Dr. Anders Sandberg comments in SMC on a recent PNAS study of rat neurophysiology following heart failure.
‘Surge of neurophysiological coherence and connectivity in the dying brain’ by Jimo Borjigin et al. published in PNAS on Monday 12th August.
“This is a nice experiment. It is a simple and obvious test, and seems to be well done. As the authors note, not much research has been done on brains suffering from heart failure – there might be many other important things to learn here, from a purely medical standpoint.
“EEG tells us things about brain activity a bit like listening at traffic noise tells you what is going on in a city. It is certainly informative, but also an average of a lot of individual interactions. And it is quite possible that different underlying situations can cause similar-looking brain activity. So while particular brainwaves correspond to certain brain states in normal, healthy brains, it is not obvious they correspond to the same thing in a dying brain.
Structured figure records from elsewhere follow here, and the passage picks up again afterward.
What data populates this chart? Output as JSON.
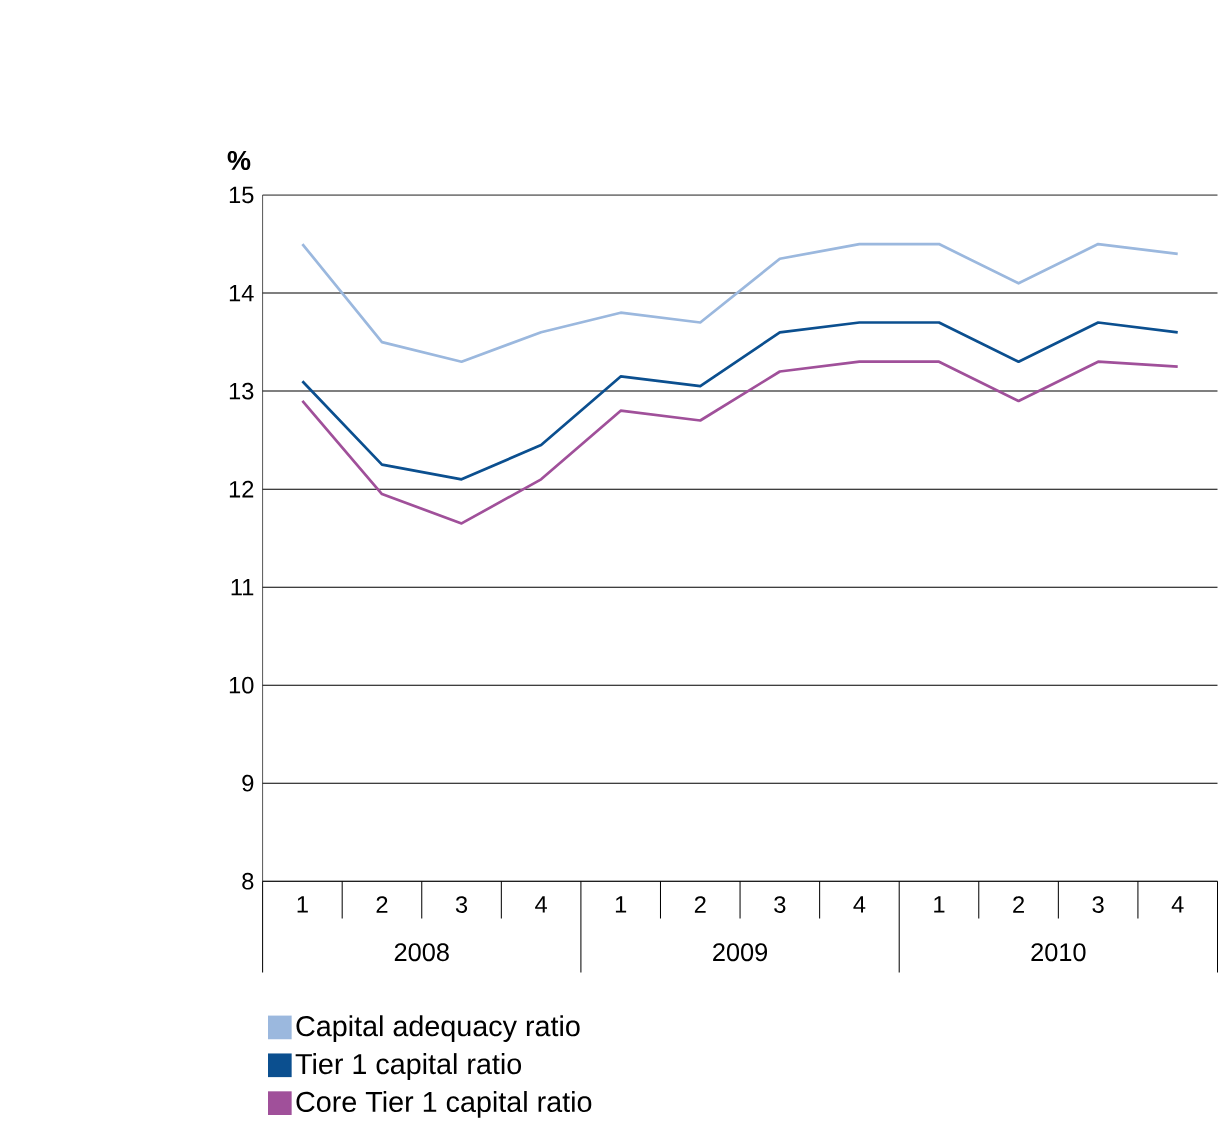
{
  "chart_data": {
    "type": "line",
    "ylabel": "%",
    "categories": [
      "1",
      "2",
      "3",
      "4",
      "1",
      "2",
      "3",
      "4",
      "1",
      "2",
      "3",
      "4"
    ],
    "annotations": [
      "2008",
      "2009",
      "2010"
    ],
    "ylim": [
      8,
      15
    ],
    "yticks": [
      8,
      9,
      10,
      11,
      12,
      13,
      14,
      15
    ],
    "grid": "y",
    "legend": "bottom",
    "marker": "none",
    "line_style": "solid",
    "series": [
      {
        "name": "Capital adequacy ratio",
        "color": "#9bb8de",
        "values": [
          14.5,
          13.5,
          13.3,
          13.6,
          13.8,
          13.7,
          14.35,
          14.5,
          14.5,
          14.1,
          14.5,
          14.4
        ]
      },
      {
        "name": "Tier 1 capital ratio",
        "color": "#0b4f8f",
        "values": [
          13.1,
          12.25,
          12.1,
          12.45,
          13.15,
          13.05,
          13.6,
          13.7,
          13.7,
          13.3,
          13.7,
          13.6
        ]
      },
      {
        "name": "Core Tier 1 capital ratio",
        "color": "#a0509a",
        "values": [
          12.9,
          11.95,
          11.65,
          12.1,
          12.8,
          12.7,
          13.2,
          13.3,
          13.3,
          12.9,
          13.3,
          13.25
        ]
      }
    ]
  }
}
“Gamma waves have been linked to consciousness in various neuroscientific theories of consciousness. The idea is that this fast rhythm helps synchronize different neural networks and bind their experiences together into consciousness. There is plenty of debate about this, and many scientists and philosophers are unconvinced that this either works as an explanation (how does synchrony of your neurons actually make you experience something?) or that gamma waves imply consciousness (maybe they just imply that processing is happening, and that processing is what causes consciousness).
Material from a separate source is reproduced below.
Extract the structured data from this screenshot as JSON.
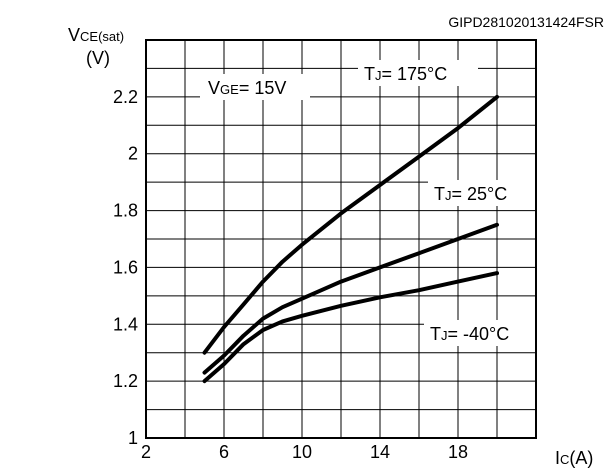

“A lot of the neural networks in the brain can stimulate themselves without any external signals under the right conditions – typically when regulation is not working well, like under the influence of drugs, tiredness etc. And oxygen deprivation can certainly mess up many systems at the same time. The gamma rhythm is also a bit of a ‘resonant frequency’: many parts of the brain tend to oscillate naturally at this frequency. So it could be that during a NDE the conditions make neurons start to fire and form patterns of activity. These patterns of activity are shaped by how the brain is connected, and we know that some patterns in the visual cortex seem to closely correspond to commonly reported hallucinations (like tunnels). Higher order parts of the brain might create emotions or ideas in a similar random fashion, populating the experience.
“No doubt some people will presumptuously claim that this is further evidence for life after death, which is doubly silly (near death experiences are in themselves just experiences). But if one believes that, then one should also conclude the afterlife includes a lot of lab mice.”